And welcome to the delights of English spelling; it’s not enough that it has very little to do with the way words sound, it has to vary from place to place just to confuse us further. Anyway, Ailsa of Where’s My Backpack, She Who Invents Travel Themes, is from Ireland, so she spells this week’s theme “grey”. But I was taught to write “gray”, so I will.
As colors go, gray has a bad reputation, and this first picture shows why.
These are houses for iron workers and glass makers at Batsto Village in New Jersey. When they were newly built, I suppose the unpainted wood was various shades of light brown. Not any more. They’re gray now.
On the other hand, this building in Venice is much too exuberantly baroque to look even a little bit depressed, no matter how gray it is.
Moving forward a few centuries, there’s the architecture in Center City Philadelphia – if these office buildings didn’t have so many windows that insist on reflecting the blue sky, they’d all be thoroughly gray.
The meeting room in Independence Hall (Philadelphia, too) is painted gray and cream.

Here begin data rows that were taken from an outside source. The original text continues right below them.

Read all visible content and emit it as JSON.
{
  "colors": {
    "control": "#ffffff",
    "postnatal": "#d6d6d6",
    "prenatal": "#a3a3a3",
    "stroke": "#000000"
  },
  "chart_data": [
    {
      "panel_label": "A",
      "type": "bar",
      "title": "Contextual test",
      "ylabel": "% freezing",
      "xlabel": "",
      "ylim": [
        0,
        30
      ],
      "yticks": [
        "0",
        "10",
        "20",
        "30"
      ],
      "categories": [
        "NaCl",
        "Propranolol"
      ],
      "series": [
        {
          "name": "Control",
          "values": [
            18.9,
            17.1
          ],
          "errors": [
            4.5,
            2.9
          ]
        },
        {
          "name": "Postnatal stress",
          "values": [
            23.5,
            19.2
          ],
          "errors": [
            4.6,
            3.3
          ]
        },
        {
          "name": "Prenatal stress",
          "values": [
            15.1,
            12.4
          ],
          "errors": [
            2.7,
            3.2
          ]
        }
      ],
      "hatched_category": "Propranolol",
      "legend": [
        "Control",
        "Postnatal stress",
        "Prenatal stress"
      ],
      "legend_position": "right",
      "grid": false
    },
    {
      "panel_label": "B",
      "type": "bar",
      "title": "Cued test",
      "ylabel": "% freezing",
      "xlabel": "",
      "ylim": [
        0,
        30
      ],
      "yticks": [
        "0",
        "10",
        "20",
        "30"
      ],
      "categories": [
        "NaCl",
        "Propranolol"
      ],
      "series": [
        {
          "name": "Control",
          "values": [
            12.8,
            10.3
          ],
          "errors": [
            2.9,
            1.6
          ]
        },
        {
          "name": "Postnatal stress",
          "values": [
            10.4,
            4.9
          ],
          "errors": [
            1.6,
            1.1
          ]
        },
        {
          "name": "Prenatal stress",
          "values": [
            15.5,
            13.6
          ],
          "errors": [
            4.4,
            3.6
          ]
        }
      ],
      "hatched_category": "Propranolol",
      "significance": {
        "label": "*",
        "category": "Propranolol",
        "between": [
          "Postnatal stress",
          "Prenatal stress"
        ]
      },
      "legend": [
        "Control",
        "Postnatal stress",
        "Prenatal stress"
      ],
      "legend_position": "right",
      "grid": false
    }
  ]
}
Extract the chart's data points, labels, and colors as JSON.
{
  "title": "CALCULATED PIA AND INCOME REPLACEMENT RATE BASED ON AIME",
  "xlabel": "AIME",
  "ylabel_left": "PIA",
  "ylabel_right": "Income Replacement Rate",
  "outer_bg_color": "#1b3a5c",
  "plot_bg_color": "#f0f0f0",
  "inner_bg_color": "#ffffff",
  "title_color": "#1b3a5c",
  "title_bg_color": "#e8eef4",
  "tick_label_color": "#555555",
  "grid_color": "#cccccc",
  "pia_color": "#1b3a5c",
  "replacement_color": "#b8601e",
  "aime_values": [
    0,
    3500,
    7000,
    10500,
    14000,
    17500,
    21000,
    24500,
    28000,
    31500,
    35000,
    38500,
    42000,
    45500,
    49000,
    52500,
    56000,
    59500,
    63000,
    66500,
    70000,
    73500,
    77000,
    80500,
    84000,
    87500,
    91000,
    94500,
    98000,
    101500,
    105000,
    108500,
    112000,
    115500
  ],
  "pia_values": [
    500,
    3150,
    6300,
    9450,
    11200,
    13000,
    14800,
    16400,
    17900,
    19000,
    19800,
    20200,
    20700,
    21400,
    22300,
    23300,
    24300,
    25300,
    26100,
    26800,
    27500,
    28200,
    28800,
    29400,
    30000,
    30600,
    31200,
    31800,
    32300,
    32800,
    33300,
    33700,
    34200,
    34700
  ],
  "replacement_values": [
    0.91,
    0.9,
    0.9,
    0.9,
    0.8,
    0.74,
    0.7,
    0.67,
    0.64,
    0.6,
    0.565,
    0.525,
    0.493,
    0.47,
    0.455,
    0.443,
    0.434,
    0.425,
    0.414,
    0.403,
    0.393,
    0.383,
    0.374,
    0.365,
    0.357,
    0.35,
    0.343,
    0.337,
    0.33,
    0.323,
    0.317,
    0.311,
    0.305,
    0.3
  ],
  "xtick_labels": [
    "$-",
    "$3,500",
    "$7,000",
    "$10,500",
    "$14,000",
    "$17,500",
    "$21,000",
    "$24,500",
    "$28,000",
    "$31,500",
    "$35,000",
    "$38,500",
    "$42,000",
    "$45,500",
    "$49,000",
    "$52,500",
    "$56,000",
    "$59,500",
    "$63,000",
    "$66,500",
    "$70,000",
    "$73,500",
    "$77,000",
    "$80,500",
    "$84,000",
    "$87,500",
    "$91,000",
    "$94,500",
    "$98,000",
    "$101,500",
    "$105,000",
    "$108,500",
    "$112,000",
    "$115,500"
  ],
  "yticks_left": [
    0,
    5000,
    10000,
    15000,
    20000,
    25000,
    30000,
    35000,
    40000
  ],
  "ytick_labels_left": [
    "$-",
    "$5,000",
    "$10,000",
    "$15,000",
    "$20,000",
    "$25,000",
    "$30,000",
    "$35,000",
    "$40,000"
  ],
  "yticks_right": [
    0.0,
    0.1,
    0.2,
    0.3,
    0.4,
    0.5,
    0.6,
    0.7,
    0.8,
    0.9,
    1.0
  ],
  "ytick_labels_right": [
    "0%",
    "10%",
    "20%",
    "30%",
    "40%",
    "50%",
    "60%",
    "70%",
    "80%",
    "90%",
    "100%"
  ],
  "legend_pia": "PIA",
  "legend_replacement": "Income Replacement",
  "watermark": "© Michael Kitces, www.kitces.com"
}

And then there’s artistic gray –
A lady from an Impressionist painting, turned three-dimensional to visit a sculpture garden…
Gray stone, cut into two parts that seem to be trying to rejoin…
So many grays, all so different.
Our house is painted grey ( 😉 ) Apparently in a street of red brick it is quite a landmark. That didn’t occur to me until we were told, lol.
That would make it a landmark!
(A very small landmark 😂)
the English spell it grey and the Americans (who cannot spell for toffee :D) spell if gray means the same, – a shade between black and white. Good to see you back.
Ah well, the English think they need an extra vowel to spell “color” 😉 …it’s good to be back.
we were here first so we must be right – hahaha 😀
😀
I rather like the weathered wood – I suppose I have pleasant associations with it, like driftwood and my 30-year-old garden bench with its superlative crop of lichens reminding me how lucky I am to live in clean air.
Some of my lack of enthusiasm for those houses comes from going inside and getting a sense of what they were like to live in – hot (in summer) and crowded with large families in a few small rooms. Probably cold and drafty in winter, too.
None of which can be blamed on the color of the wood, I admit.